THE 3.25 BILLION-YEAR HISTORY OF CHEMOSYNTHETIC LIFE LIVING AT MARINE HYDROTHERMAL VENTS, METHANE SEEPS AND ORGANIC-FALLS


Crispin T.S. LITTLE


School of Earth and Environment, University of Leeds, Woodhouse Lane, Leeds LS2 9JT, UK.


Corresponding author: C.T.S.Little@earth.leeds.ac.uk


Over the past 40 years our understanding of the diversity of life in the deep sea has been revolutionized
by the discovery of dense communities of large animals living at chemosynthetic environments.
These communities can be found at hydrothermal vents, methane seeps and organic-falls (sunken
dead large marine animals and wood) where the energy source at the base of the ecosystem is
chemical (chemosynthetic), rather than coming from the sunlight falling on the upper layers of the
ocean (photosynthetic). These chemicals are reduced compounds, such as hydrogen sulfide and
methane, which can be oxidized microbial organisms to produce energy (chemosynthesis). Many
of the animals that dominate the biomass at modern chemosynthetic environments have symbiotic
relationships with these microbes (chemosymbiosis), and this allows these animals to grow very fast
and to large sizes, compared to their relatives in other marine environments. These animals include
bivalves, gastropods and tube worms. The communities of animals living at vents and seeps have
changed over the Phanerozoic eon, from brachiopod dominated communities in the Palaeozoic
and early Mesozoic eras to mollusc (bivalve and gastropod) dominated communities from the later
Mesozoic onwards. Some of the ecologically dominant animals with chemosymbionts are relative
newcomers to vent and seep environments and were preceded by other, now extinct, bivalves that
may (or may not) also have had symbionts. The oldest methane seeps in the geological record are
only from the latest Proterozoic eon, but older examples may well have existed, but have not yet
been found. Before the evolution of animals latest Proterozoic these seeps would have been inhabited
by microbial organisms. The same is true for ancient vent communities, but in contrast to seeps
there is direct evidence for hydrothermal activity on Earth all the way back to the early Archean eon
(3.5 billion years ago) and these have hosted microbial communities for at least 3.25 billion years.
Given this antiquity people have speculated that life itself may have started at hydrothermal vents
and that extraterrestrial life may exist in some solar system moons with subsurface oceans (e.g.,
Europa, Enceladus, Callisto, Ganymede). The modern animal communities living around sunken
dead whales and wood are similar to those at vents and seeps.
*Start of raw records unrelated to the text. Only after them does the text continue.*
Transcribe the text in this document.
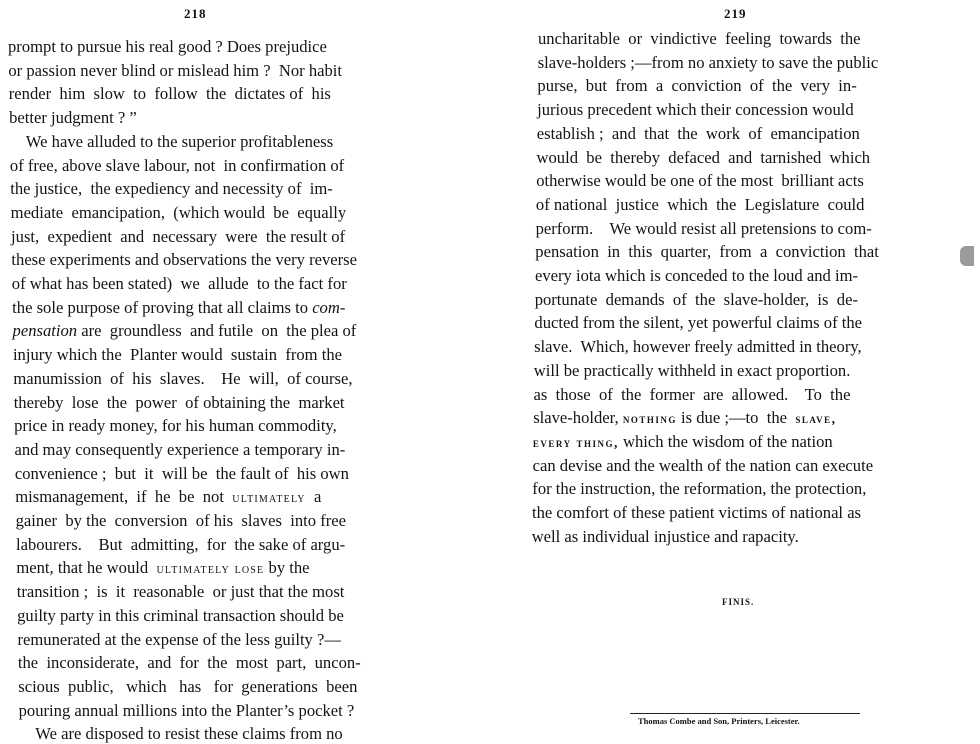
218
prompt to pursue his real good ? Does prejudice
or passion never blind or mislead him ?  Nor habit
render  him  slow  to  follow  the  dictates of  his
better judgment ? ”
We have alluded to the superior profitableness
of free, above slave labour, not  in confirmation of
the justice,  the expediency and necessity of  im-
mediate  emancipation,  (which would  be  equally
just,  expedient  and  necessary  were  the result of
these experiments and observations the very reverse
of what has been stated)  we  allude  to the fact for
the sole purpose of proving that all claims to com-
pensation are  groundless  and futile  on  the plea of
injury which the  Planter would  sustain  from the
manumission  of  his  slaves.    He  will,  of course,
thereby  lose  the  power  of obtaining the  market
price in ready money, for his human commodity,
and may consequently experience a temporary in-
convenience ;  but  it  will be  the fault of  his own
mismanagement,  if  he  be  not  ultimately  a
gainer  by the  conversion  of his  slaves  into free
labourers.    But  admitting,  for  the sake of argu-
ment, that he would  ultimately lose by the
transition ;  is  it  reasonable  or just that the most
guilty party in this criminal transaction should be
remunerated at the expense of the less guilty ?—
the  inconsiderate,  and  for  the  most  part,  uncon-
scious  public,   which   has   for  generations  been
pouring annual millions into the Planter’s pocket ?
We are disposed to resist these claims from no
219
uncharitable  or  vindictive  feeling  towards  the
slave-holders ;—from no anxiety to save the public
purse,  but  from  a  conviction  of  the  very  in-
jurious precedent which their concession would
establish ;  and  that  the  work  of  emancipation
would  be  thereby  defaced  and  tarnished  which
otherwise would be one of the most  brilliant acts
of national  justice  which  the  Legislature  could
perform.    We would resist all pretensions to com-
pensation  in  this  quarter,  from  a  conviction  that
every iota which is conceded to the loud and im-
portunate  demands  of  the  slave-holder,  is  de-
ducted from the silent, yet powerful claims of the
slave.  Which, however freely admitted in theory,
will be practically withheld in exact proportion.
as  those  of  the  former  are  allowed.    To  the
slave-holder, nothing is due ;—to  the  slave,
every thing, which the wisdom of the nation
can devise and the wealth of the nation can execute
for the instruction, the reformation, the protection,
the comfort of these patient victims of national as
well as individual injustice and rapacity.
FINIS.
Thomas Combe and Son, Printers, Leicester.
Wood that can persist on the seafloor
long enough to support chemosynthetic communities is formed by the gymnosperm and angiosperm
green plants. Angiosperms evolved fairly recently in the Early Cretaceous period, whereas
gymnosperms have a record back to the Devonian period, around 380 million years ago. However,
ancient wood-fall communities that are similar to modern examples are only known from the Late
Cretaceous. Jurassic examples exist, but have a different community structure. Sunken dead whales
have supported chemosynthetic communities since the Eocene, not long after the whales evolved.
Before this similar communities existed around sunken marine reptile (e.g., plesiosaur) carcasses in
the Cretaceous oceans. Older chemosynthetic communities may have lived around sunken large
fish, for which have a fossil record at least to the Devonian, but have yet to be found.